Texas judge says lesbian couple can’t cohabitate

May 22, 2013

Washington Post

Texas judge says lesbian couple can’t cohabitate, cites morality clause in divorce papers

By Associated Press, Published: May 21

MCKINNEY, Texas — A judge has ruled that a North Texas lesbian couple can’t live together because of a morality clause in one of the women’s divorce papers.

The clause is common in divorce cases in Texas and other states. It prevents a divorced parent from having a romantic partner spend the night while children are in the home. If the couple marries, they can get out from under the legal provision — but that is not an option for gay couples in Texas, where such marriages aren’t recognized. [So what! A lot of contracts for home sales say the home can'nt be resold to colored people. I am sure those contracts are just as unconstitutional as the clause in these divorce cases]

The Dallas Morning News (http://dallasne.ws/16MlSUQ) reported that in a divorce hearing last month for Carolyn and Joshua Compton, Collin County District Judge John Roach Jr. enforced the terms detailed in their 2011 divorce papers. He ordered Carolyn Compton’s partner, Page Price, to move out of the home they shared with the Comptons’ two daughters, ages 10 and 13. The judge gave Price 30 days to find another place to live.

Paul Key said his client, Joshua Compton, wanted the clause enforced for his kids’ benefit. [Yea, they always claim these outrageously unjust things are "to protect the children"]

“The fact that they can’t get married in Texas is a legislative issue,” Key said. “It’s not really our issue.”

The Comptons had been married for 11 years before their split. Carolyn Compton originally filed for divorce in September 2010.

Roach said the clause doesn’t target same-sex couples, adding that the language is gender neutral.

“It’s a general provision for the benefit of the children,” the judge said.

Price and Carolyn Compton said in a statement that they believe the clause is unconstitutional. But they also said they would comply with the order “even though it will be disruptive to their family and has the potential of being harmful to the children.”
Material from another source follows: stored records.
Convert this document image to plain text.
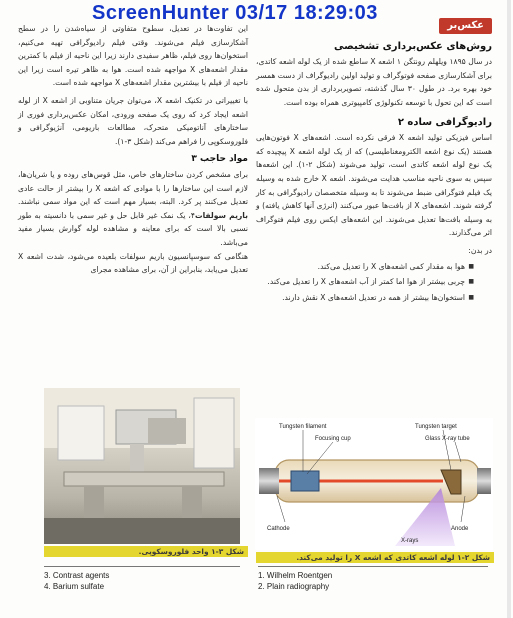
ScreenHunter 03/17 18:29:03
عکس‌بر
روش‌های عکس‌برداری تشخیصی

در سال ۱۸۹۵ ویلهلم رونتگن ۱ اشعه X ساطع شده از یک لوله اشعه کاتدی، برای آشکارسازی صفحه فوتوگراف و تولید اولین رادیوگراف از دست همسر خود بهره برد. در طول ۳۰ سال گذشته، تصویربرداری از بدن متحول شده است که این تحول با توسعه تکنولوژی کامپیوتری همراه بوده است.

رادیوگرافی ساده ۲

اساس فیزیکی تولید اشعه X فرقی نکرده است. اشعه‌های X فوتون‌هایی هستند (یک نوع اشعه الکترومغناطیسی) که از یک لوله اشعه X پیچیده که یک نوع لوله اشعه کاتدی است، تولید می‌شوند (شکل ۲-۱). این اشعه‌ها سپس به سوی ناحیه مناسب هدایت می‌شوند. اشعه X خارج شده به وسیله یک فیلم فتوگرافی ضبط می‌شوند تا به وسیله متخصصان رادیوگرافی به کار گرفته شوند. اشعه‌های X از بافت‌ها عبور می‌کنند (انرژی آنها کاهش یافته) و به وسیله بافت‌ها تعدیل می‌شوند. این اشعه‌های ایکس روی فیلم فتوگراف اثر می‌گذارند.

در بدن:

■ هوا به مقدار کمی اشعه‌های X را تعدیل می‌کند.
■ چربی بیشتر از هوا اما کمتر از آب اشعه‌های X را تعدیل می‌کند.
■ استخوان‌ها بیشتر از همه در تعدیل اشعه‌های X نقش دارند.
Tungsten filament
Focusing cup
Tungsten target
Glass X-ray tube
Cathode	Anode
X-rays
شکل ۲-۱ لوله اشعه کاتدی که اشعه X را تولید می‌کند.

این تفاوت‌ها در تعدیل، سطوح متفاوتی از سیاه‌شدن را در سطح آشکارسازی فیلم می‌شوند. وقتی فیلم رادیوگرافی تهیه می‌کنیم، استخوان‌ها روی فیلم، ظاهر سفیدی دارند زیرا این ناحیه از فیلم با کمترین مقدار اشعه‌های X مواجهه شده است. هوا به ظاهر تیره است زیرا این ناحیه از فیلم با بیشترین مقدار اشعه‌های X مواجهه شده است.

با تغییراتی در تکنیک اشعه X، می‌توان جریان متناوبی از اشعه X از لوله اشعه ایجاد کرد که روی یک صفحه ورودی، امکان عکس‌برداری فوری از ساختارهای آناتومیکی متحرک، مطالعات باریومی، آنژیوگرافی و فلوروسکوپی را فراهم می‌کند (شکل ۳-۱).

مواد حاجب ۳

برای مشخص کردن ساختارهای خاص، مثل قوس‌های روده و یا شریان‌ها، لازم است این ساختارها را با موادی که اشعه X را بیشتر از حالت عادی تعدیل می‌کنند پر کرد. البته، بسیار مهم است که این مواد سمی نباشند. باریم سولفات۴، یک نمک غیر قابل حل و غیر سمی با دانسیته به طور نسبی بالا است که برای معاینه و مشاهده لوله گوارش بسیار مفید می‌باشد.

هنگامی که سوسپانسیون باریم سولفات بلعیده می‌شود، شدت اشعه X تعدیل می‌یابد، بنابراین از آن، برای مشاهده مجرای

شکل ۳-۱ واحد فلوروسکوپی.
3. Contrast agents
4. Barium sulfate
1. Wilhelm Roentgen
2. Plain radiography
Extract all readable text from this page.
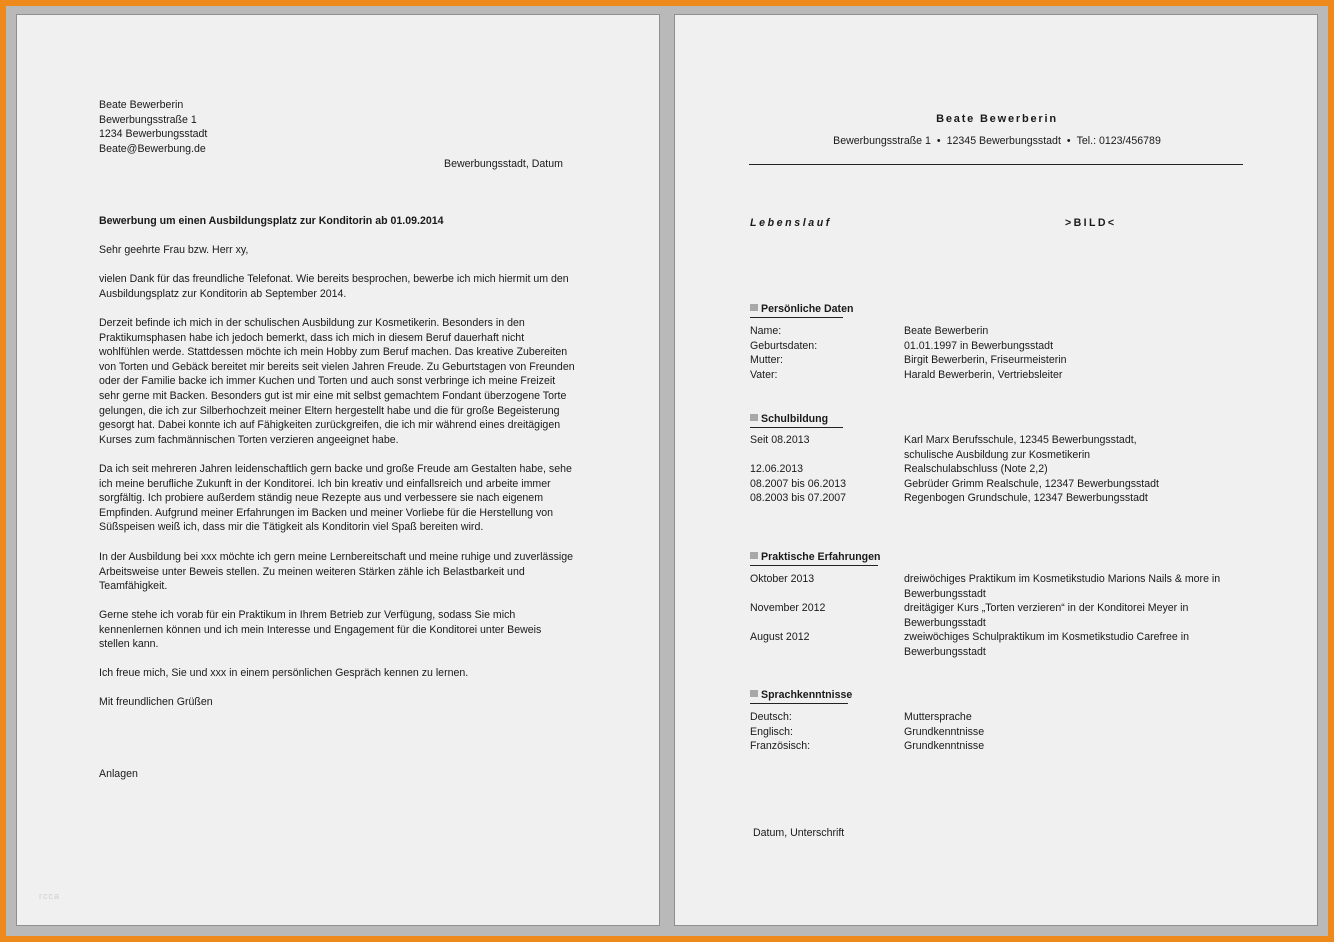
Beate Bewerberin
Bewerbungsstraße 1
1234 Bewerbungsstadt
Beate@Bewerbung.de
Bewerbungsstadt, Datum
Bewerbung um einen Ausbildungsplatz zur Konditorin ab 01.09.2014
Sehr geehrte Frau bzw. Herr xy,
vielen Dank für das freundliche Telefonat. Wie bereits besprochen, bewerbe ich mich hiermit um den
Ausbildungsplatz zur Konditorin ab September 2014.
Derzeit befinde ich mich in der schulischen Ausbildung zur Kosmetikerin. Besonders in den
Praktikumsphasen habe ich jedoch bemerkt, dass ich mich in diesem Beruf dauerhaft nicht
wohlfühlen werde. Stattdessen möchte ich mein Hobby zum Beruf machen. Das kreative Zubereiten
von Torten und Gebäck bereitet mir bereits seit vielen Jahren Freude. Zu Geburtstagen von Freunden
oder der Familie backe ich immer Kuchen und Torten und auch sonst verbringe ich meine Freizeit
sehr gerne mit Backen. Besonders gut ist mir eine mit selbst gemachtem Fondant überzogene Torte
gelungen, die ich zur Silberhochzeit meiner Eltern hergestellt habe und die für große Begeisterung
gesorgt hat. Dabei konnte ich auf Fähigkeiten zurückgreifen, die ich mir während eines dreitägigen
Kurses zum fachmännischen Torten verzieren angeeignet habe.
Da ich seit mehreren Jahren leidenschaftlich gern backe und große Freude am Gestalten habe, sehe
ich meine berufliche Zukunft in der Konditorei. Ich bin kreativ und einfallsreich und arbeite immer
sorgfältig. Ich probiere außerdem ständig neue Rezepte aus und verbessere sie nach eigenem
Empfinden. Aufgrund meiner Erfahrungen im Backen und meiner Vorliebe für die Herstellung von
Süßspeisen weiß ich, dass mir die Tätigkeit als Konditorin viel Spaß bereiten wird.
In der Ausbildung bei xxx möchte ich gern meine Lernbereitschaft und meine ruhige und zuverlässige
Arbeitsweise unter Beweis stellen. Zu meinen weiteren Stärken zähle ich Belastbarkeit und
Teamfähigkeit.
Gerne stehe ich vorab für ein Praktikum in Ihrem Betrieb zur Verfügung, sodass Sie mich
kennenlernen können und ich mein Interesse und Engagement für die Konditorei unter Beweis
stellen kann.
Ich freue mich, Sie und xxx in einem persönlichen Gespräch kennen zu lernen.
Mit freundlichen Grüßen
Anlagen
rcca
Beate Bewerberin
Bewerbungsstraße 1 • 12345 Bewerbungsstadt • Tel.: 0123/456789
Lebenslauf	>BILD<
Persönliche Daten
Name:	Beate Bewerberin
Geburtsdaten:	01.01.1997 in Bewerbungsstadt
Mutter:	Birgit Bewerberin, Friseurmeisterin
Vater:	Harald Bewerberin, Vertriebsleiter
Schulbildung
Seit 08.2013	Karl Marx Berufsschule, 12345 Bewerbungsstadt,
schulische Ausbildung zur Kosmetikerin
12.06.2013	Realschulabschluss (Note 2,2)
08.2007 bis 06.2013	Gebrüder Grimm Realschule, 12347 Bewerbungsstadt
08.2003 bis 07.2007	Regenbogen Grundschule, 12347 Bewerbungsstadt
Praktische Erfahrungen
Oktober 2013	dreiwöchiges Praktikum im Kosmetikstudio Marions Nails & more in
Bewerbungsstadt
November 2012	dreitägiger Kurs „Torten verzieren“ in der Konditorei Meyer in
Bewerbungsstadt
August 2012	zweiwöchiges Schulpraktikum im Kosmetikstudio Carefree in
Bewerbungsstadt
Sprachkenntnisse
Deutsch:	Muttersprache
Englisch:	Grundkenntnisse
Französisch:	Grundkenntnisse
Datum, Unterschrift
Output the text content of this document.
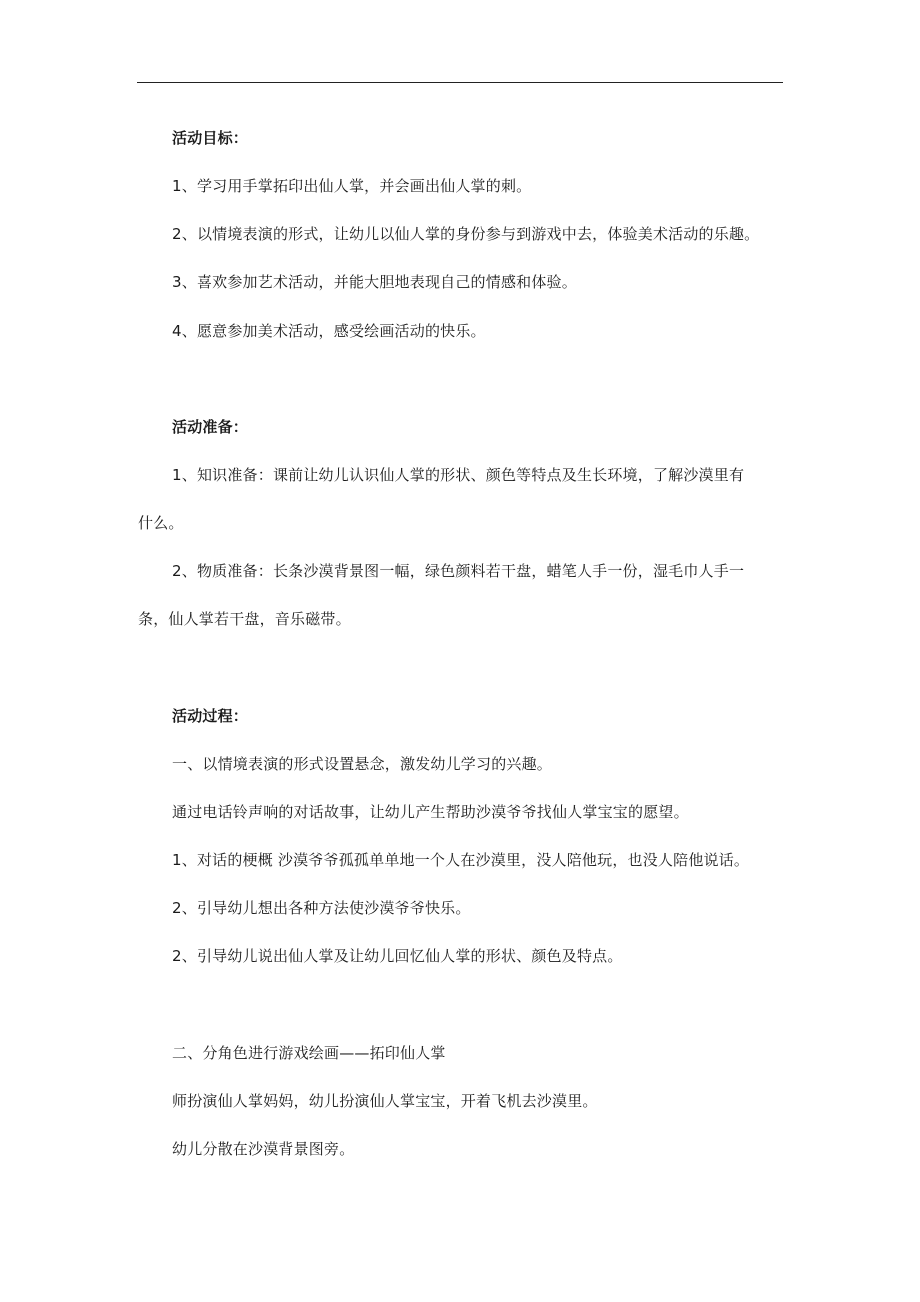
活动目标：
1、学习用手掌拓印出仙人掌，并会画出仙人掌的刺。
2、以情境表演的形式，让幼儿以仙人掌的身份参与到游戏中去，体验美术活动的乐趣。
3、喜欢参加艺术活动，并能大胆地表现自己的情感和体验。
4、愿意参加美术活动，感受绘画活动的快乐。
活动准备：
1、知识准备：课前让幼儿认识仙人掌的形状、颜色等特点及生长环境，了解沙漠里有
什么。
2、物质准备：长条沙漠背景图一幅，绿色颜料若干盘，蜡笔人手一份，湿毛巾人手一
条，仙人掌若干盘，音乐磁带。
活动过程：
一、以情境表演的形式设置悬念，激发幼儿学习的兴趣。
通过电话铃声响的对话故事，让幼儿产生帮助沙漠爷爷找仙人掌宝宝的愿望。
1、对话的梗概 沙漠爷爷孤孤单单地一个人在沙漠里，没人陪他玩，也没人陪他说话。
2、引导幼儿想出各种方法使沙漠爷爷快乐。
2、引导幼儿说出仙人掌及让幼儿回忆仙人掌的形状、颜色及特点。
二、分角色进行游戏绘画——拓印仙人掌
师扮演仙人掌妈妈，幼儿扮演仙人掌宝宝，开着飞机去沙漠里。
幼儿分散在沙漠背景图旁。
They also said in the statement that the clause “is a burden on parents, regardless of their sexual orientation, that takes away and unreasonably limits their ability to make parental decisions of whom their children may be around and unreasonably limits what the United State Supreme Court has identified as the liberty of thought, belief and expression.”

They are considering whether to file an appeal.

In Collin County, the clause is part of the standing orders that apply to every divorce case filed and remains in force while the divorce is pending. In the case of the Comptons’ divorce, the clause was also added to their final divorce decree. It has no expiration date.